A quick look at references to research data repositories
While published papers are one of the most visible outputs of the research process, in a way they are only the tip of the iceberg: the research workflow is composed of much more than meets the eye of the external observer (see Figure 1).
Figure 1 - Researcher Workflow. Source: Elsevier’s Response to HEFCE’s call for evidence: independent review of the role of metrics in research assessment
Most scholarly research uses data in one guise or another, and recently there have been calls for data to become more systematically visible research output rather than remain a background variable of academic endeavors. For instance, the Force 11 community movement, which aims to support the advancement of scholarly communications, has issued eight Data Citation Principles that stress the importance of data being “considered legitimate, citable products of research” (1). These principles highlight main citation issues, such as access, unique identification, and interoperability and flexibility.
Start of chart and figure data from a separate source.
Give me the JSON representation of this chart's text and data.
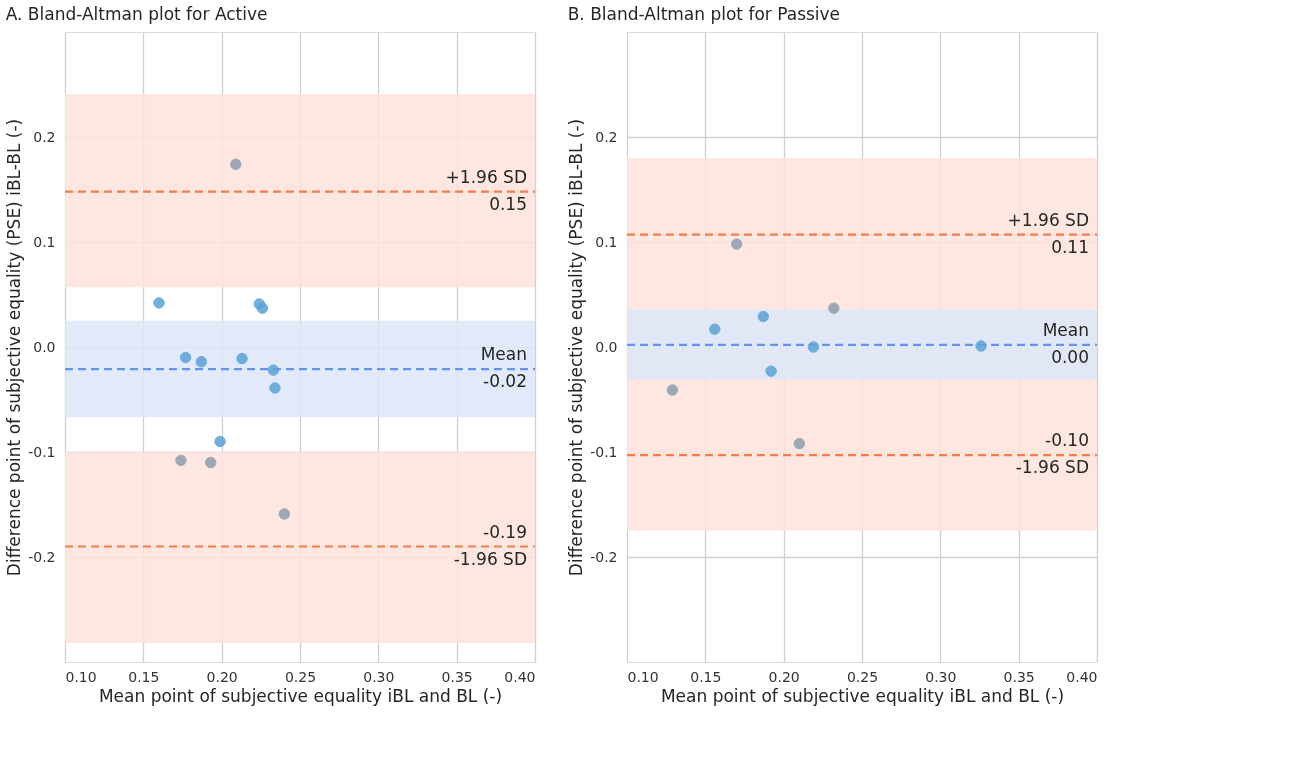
{
  "chart_data": [
    {
      "type": "scatter",
      "title": "A. Bland-Altman plot for Active",
      "xlabel": "Mean point of subjective equality iBL and BL (-)",
      "ylabel": "Difference point of subjective equality (PSE) iBL-BL (-)",
      "marker": "circle",
      "grid": true,
      "xlim": [
        0.1,
        0.4
      ],
      "ylim": [
        -0.3,
        0.3
      ],
      "xticks": [
        {
          "value": 0.1,
          "label": "0.10"
        },
        {
          "value": 0.15,
          "label": "0.15"
        },
        {
          "value": 0.2,
          "label": "0.20"
        },
        {
          "value": 0.25,
          "label": "0.25"
        },
        {
          "value": 0.3,
          "label": "0.30"
        },
        {
          "value": 0.35,
          "label": "0.35"
        },
        {
          "value": 0.4,
          "label": "0.40"
        }
      ],
      "yticks": [
        {
          "value": -0.2,
          "label": "-0.2"
        },
        {
          "value": -0.1,
          "label": "-0.1"
        },
        {
          "value": 0,
          "label": "0.0"
        },
        {
          "value": 0.1,
          "label": "0.1"
        },
        {
          "value": 0.2,
          "label": "0.2"
        }
      ],
      "series": [
        {
          "color": "#5aa2d8",
          "x": [
            0.16,
            0.177,
            0.187,
            0.213,
            0.224,
            0.226,
            0.233,
            0.234,
            0.199
          ],
          "values": [
            0.042,
            -0.01,
            -0.014,
            -0.011,
            0.041,
            0.037,
            -0.022,
            -0.039,
            -0.09
          ]
        },
        {
          "color": "#8c9eae",
          "x": [
            0.209,
            0.174,
            0.193,
            0.24
          ],
          "values": [
            0.174,
            -0.108,
            -0.11,
            -0.159
          ]
        }
      ],
      "bands": [
        {
          "axis": "y",
          "from": 0.057,
          "to": 0.241,
          "color": "#fde3da"
        },
        {
          "axis": "y",
          "from": -0.282,
          "to": -0.1,
          "color": "#fde3da"
        },
        {
          "axis": "y",
          "from": -0.067,
          "to": 0.025,
          "color": "#dde6f8"
        }
      ],
      "ref_lines": [
        {
          "axis": "y",
          "value": 0.148,
          "label": "+1.96 SD",
          "color": "#f47c48",
          "line_style": "dashed"
        },
        {
          "axis": "y",
          "value": -0.021,
          "label": "Mean",
          "color": "#6495ed",
          "line_style": "dashed"
        },
        {
          "axis": "y",
          "value": -0.19,
          "label": "-0.19",
          "color": "#f47c48",
          "line_style": "dashed"
        }
      ],
      "annotations": [
        {
          "text": "0.15",
          "y": 0.148
        },
        {
          "text": "-0.02",
          "y": -0.021
        },
        {
          "text": "-1.96 SD",
          "y": -0.19
        }
      ]
    },
    {
      "type": "scatter",
      "title": "B. Bland-Altman plot for Passive",
      "xlabel": "Mean point of subjective equality iBL and BL (-)",
      "ylabel": "Difference point of subjective equality (PSE) iBL-BL (-)",
      "marker": "circle",
      "grid": true,
      "xlim": [
        0.1,
        0.4
      ],
      "ylim": [
        -0.3,
        0.3
      ],
      "xticks": [
        {
          "value": 0.1,
          "label": "0.10"
        },
        {
          "value": 0.15,
          "label": "0.15"
        },
        {
          "value": 0.2,
          "label": "0.20"
        },
        {
          "value": 0.25,
          "label": "0.25"
        },
        {
          "value": 0.3,
          "label": "0.30"
        },
        {
          "value": 0.35,
          "label": "0.35"
        },
        {
          "value": 0.4,
          "label": "0.40"
        }
      ],
      "yticks": [
        {
          "value": -0.2,
          "label": "-0.2"
        },
        {
          "value": -0.1,
          "label": "-0.1"
        },
        {
          "value": 0,
          "label": "0.0"
        },
        {
          "value": 0.1,
          "label": "0.1"
        },
        {
          "value": 0.2,
          "label": "0.2"
        }
      ],
      "series": [
        {
          "color": "#5aa2d8",
          "x": [
            0.156,
            0.187,
            0.192,
            0.219,
            0.326
          ],
          "values": [
            0.017,
            0.029,
            -0.023,
            0.0,
            0.001
          ]
        },
        {
          "color": "#8c9eae",
          "x": [
            0.129,
            0.17,
            0.21,
            0.232
          ],
          "values": [
            -0.041,
            0.098,
            -0.092,
            0.037
          ]
        }
      ],
      "bands": [
        {
          "axis": "y",
          "from": -0.175,
          "to": 0.18,
          "color": "#fde3da"
        },
        {
          "axis": "y",
          "from": -0.031,
          "to": 0.036,
          "color": "#dde6f8"
        }
      ],
      "ref_lines": [
        {
          "axis": "y",
          "value": 0.107,
          "label": "+1.96 SD",
          "color": "#f47c48",
          "line_style": "dashed"
        },
        {
          "axis": "y",
          "value": 0.002,
          "label": "Mean",
          "color": "#6495ed",
          "line_style": "dashed"
        },
        {
          "axis": "y",
          "value": -0.103,
          "label": "-0.10",
          "color": "#f47c48",
          "line_style": "dashed"
        }
      ],
      "annotations": [
        {
          "text": "0.11",
          "y": 0.107
        },
        {
          "text": "0.00",
          "y": 0.002
        },
        {
          "text": "-1.96 SD",
          "y": -0.103
        }
      ]
    }
  ]
}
Research Trends’ curiosity was piqued: could there be a way to estimate the visibility of research data in the published literature?
Researchers may make data available in data repositories, and authors may subsequently reference these data in their scholarly outputs. So how could these data citations be analyzed?
One of the challenges mentioned by Force11 is unique identification: researchers may refer to datasets they cite by various names; however, the web addresses of the repositories in which the data reside can be used as reliable identifiers. So first, a list of data repositories was needed; this was extracted from databib (a website describing itself as “a searchable catalog / registry / directory bibliography of research data repositories”) in June 2014. This yielded 971 results (see examples in text box) of data repositories in various fields, countries, and of various sizes. Notably nearly half of the listed repositories originate from the USA (see Figure 2).
Figure 2 - Geographical distribution of data repositories. Source: databib
Examples of data repositories from the databib list:
1000 Genomes (Thousand Genomes) (A deep catalog of human genetic variation)
DataONE (Data Observation Network for Earth)
Marine Geoscience Data System
Ontario Data Documentation, Extraction Service and Infrastructure (ODESI)
Sloan Digital Sky Survey
World Data Center
Second, papers citing these repositories websites needed to be identified. The Scopus advanced search function allows searching the reference fields of papers for websites, which was done for all URLs on the databib list, truncating the addresses and using wildcards as appropriate. The records of the papers identified as containing the URLs in their reference lists were then extracted.
There are two main potential caveats to this approach:
- If an author fails to include the website to the references or mentions the website in the full text but not the references, their papers will not be retrieved by this search method.
- Some of the websites listed by databib are more than just data repositories. If a researcher references the website with a purpose other than data citation, then their paper will still be retrieved by this search method.
This analysis returned 178,909 1996-2014 documents, with a whopping 19% annual growth (CAGR) between 2009-2013, leading to over 30,000 papers in 2013. Most of the documents are articles (113,618 articles with 24% 2009-2013 CAGR), conference papers (37,410 conference papers with 7% 2009-2013 CAGR), and reviews (19,334 reviews with 16% 2009-2013 CAGR) (see Figure 3).
Figure 3 - 1996-2013 documents citing bibdata websites. Source: Scopus
These documents received 1,879,964 citations, and a word cloud of 2013 papers’ document titles (see Figure 4) shows the preponderance of health-related topics.
The visibility of research data as estimated by references to data repositories in the published literature has seen strong growth in recent years. The topics covered by these papers are preponderantly centered on health-related issues. This currently topical issue is seeing initiatives aiming to further integrate research data into the more traditional outputs of research that are scholarly communications (1). There are still challenges ahead, in particular regarding unique identification and meta-data integration, which would allow more rigorous and accurate bibliometrics analyses. Nevertheless, with current computational storage capacities and increasing demand from the research community, the future of research data currently appears full of potential promises.